Hargrove framed the story in terms of the renewal and revival of arson science in Texas beginning when Gerald Hurst first analyzed expert testimony in Sonia Cacy's case to help her secure parole in the 1990s. He related the role of the Todd Willingham execution and the post-mortem political fiasco surrounding the Texas Forensic Science Commission as a spur to banishing bad science in Texas arson cases. And he described state fire marshal Chris Conneally's panel of experts reviewing old arson cases like Cacy's and Ed Graf's to identify bad science and reinforce the use of the good stuff.
Grits is happy to see wider coverage of these obscure but important topics. Go read the whole thing.
Arson has to be one of the toughest things to investigate. Everything at the scene is contaminated!
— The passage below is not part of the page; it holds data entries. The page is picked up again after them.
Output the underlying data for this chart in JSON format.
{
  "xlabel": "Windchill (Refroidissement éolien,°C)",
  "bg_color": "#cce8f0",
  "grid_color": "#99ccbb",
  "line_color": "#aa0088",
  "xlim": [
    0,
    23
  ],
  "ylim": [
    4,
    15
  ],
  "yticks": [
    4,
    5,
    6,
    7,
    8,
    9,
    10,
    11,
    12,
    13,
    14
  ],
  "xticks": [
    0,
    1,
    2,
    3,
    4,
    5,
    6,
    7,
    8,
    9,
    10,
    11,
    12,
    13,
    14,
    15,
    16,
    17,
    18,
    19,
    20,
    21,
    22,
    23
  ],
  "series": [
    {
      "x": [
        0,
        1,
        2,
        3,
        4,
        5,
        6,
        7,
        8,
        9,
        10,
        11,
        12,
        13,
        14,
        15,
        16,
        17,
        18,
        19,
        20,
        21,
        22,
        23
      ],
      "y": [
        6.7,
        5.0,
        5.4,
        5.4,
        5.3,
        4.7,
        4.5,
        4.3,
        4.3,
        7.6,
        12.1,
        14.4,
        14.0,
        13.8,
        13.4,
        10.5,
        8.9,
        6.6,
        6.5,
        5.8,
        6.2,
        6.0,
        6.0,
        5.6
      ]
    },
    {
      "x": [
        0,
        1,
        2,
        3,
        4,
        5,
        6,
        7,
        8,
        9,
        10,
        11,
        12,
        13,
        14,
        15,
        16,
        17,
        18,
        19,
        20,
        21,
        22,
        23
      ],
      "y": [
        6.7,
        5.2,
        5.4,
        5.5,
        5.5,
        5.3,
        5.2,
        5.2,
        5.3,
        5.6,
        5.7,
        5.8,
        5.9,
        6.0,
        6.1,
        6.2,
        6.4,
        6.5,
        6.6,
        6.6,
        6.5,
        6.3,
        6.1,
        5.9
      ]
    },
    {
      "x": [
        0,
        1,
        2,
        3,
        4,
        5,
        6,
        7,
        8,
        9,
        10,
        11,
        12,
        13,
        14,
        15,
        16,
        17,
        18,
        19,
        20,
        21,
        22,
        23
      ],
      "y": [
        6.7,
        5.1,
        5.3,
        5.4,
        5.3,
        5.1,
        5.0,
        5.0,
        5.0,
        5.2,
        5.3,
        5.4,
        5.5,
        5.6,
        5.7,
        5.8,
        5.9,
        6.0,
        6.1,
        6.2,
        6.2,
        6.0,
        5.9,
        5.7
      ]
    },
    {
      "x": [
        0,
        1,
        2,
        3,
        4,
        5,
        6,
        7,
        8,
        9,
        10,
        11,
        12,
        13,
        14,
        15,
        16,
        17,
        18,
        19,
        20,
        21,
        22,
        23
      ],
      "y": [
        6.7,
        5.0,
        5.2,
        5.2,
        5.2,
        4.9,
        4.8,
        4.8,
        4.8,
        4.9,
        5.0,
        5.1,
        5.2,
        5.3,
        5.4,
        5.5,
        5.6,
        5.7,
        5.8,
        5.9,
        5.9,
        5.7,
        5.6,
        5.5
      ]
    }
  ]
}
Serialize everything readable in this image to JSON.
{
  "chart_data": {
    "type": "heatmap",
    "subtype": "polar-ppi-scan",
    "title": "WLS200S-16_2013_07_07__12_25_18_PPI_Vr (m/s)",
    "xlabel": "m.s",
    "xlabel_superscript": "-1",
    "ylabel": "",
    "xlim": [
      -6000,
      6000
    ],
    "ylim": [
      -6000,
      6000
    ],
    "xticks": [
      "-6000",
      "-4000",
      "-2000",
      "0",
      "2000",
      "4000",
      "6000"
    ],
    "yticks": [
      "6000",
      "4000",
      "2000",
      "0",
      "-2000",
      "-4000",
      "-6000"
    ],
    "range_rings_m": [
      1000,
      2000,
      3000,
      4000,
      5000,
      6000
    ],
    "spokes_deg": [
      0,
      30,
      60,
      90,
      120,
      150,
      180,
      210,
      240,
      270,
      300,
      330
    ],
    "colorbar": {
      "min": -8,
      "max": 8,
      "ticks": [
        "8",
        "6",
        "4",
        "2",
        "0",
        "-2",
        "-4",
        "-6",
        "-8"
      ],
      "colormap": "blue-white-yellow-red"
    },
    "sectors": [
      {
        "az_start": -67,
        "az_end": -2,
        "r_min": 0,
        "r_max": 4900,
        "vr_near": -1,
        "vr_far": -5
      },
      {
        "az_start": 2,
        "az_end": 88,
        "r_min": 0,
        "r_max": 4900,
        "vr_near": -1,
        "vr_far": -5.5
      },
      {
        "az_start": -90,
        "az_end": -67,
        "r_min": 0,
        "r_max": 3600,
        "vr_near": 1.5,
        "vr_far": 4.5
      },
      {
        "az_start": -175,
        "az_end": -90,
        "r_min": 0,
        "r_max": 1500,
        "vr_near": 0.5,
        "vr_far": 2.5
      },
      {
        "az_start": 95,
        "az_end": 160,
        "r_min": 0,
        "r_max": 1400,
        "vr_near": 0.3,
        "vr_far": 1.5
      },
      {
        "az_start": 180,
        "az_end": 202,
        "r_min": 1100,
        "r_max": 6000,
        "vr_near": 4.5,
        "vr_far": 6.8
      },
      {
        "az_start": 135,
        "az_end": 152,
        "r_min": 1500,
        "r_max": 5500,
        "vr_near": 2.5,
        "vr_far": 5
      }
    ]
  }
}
ReplyDeleteI'm finding it interesting that many of the false-conviction cases involved police officers saying that the survivor wasn't reacting the way they expected he or she would to the fire. I've also heard that same sentiment come up in relation to police officers interviewing rape victims - that they aren't displaying the "right" emotional response. Rebecca Ruiz wrote about it in Slate:
"... police officers with no specialized training often antagonize victims as they zero in on discrepancies. It’s understandable: Cops learn to interview victims based on interrogation practices, which emphasize establishing a timeline and key facts. But what may seem like good police work, Lisak says, can lead a detective to press victims in a way that yields misleading or false information, as they prematurely try to piece together fragmented memories.
"Cops must also learn that trauma influences victims in ways law enforcement won’t necessarily understand. One notorious example is victims’ flat affect. This always puzzled senior officer Holly Whillock, a 13-year veteran of the Houston Police Department. She expected victims to be enraged or visibly anguished, but instead they spoke coolly, without emotion."
It seems that this reaction to trauma would generalize beyond rape cases to others. Retraining police officers when it comes to interview techniques and giving them more information on how people can react to trauma can help them investigate all sorts of reported crimes as well as other traumatic events, like fires of unknown cause.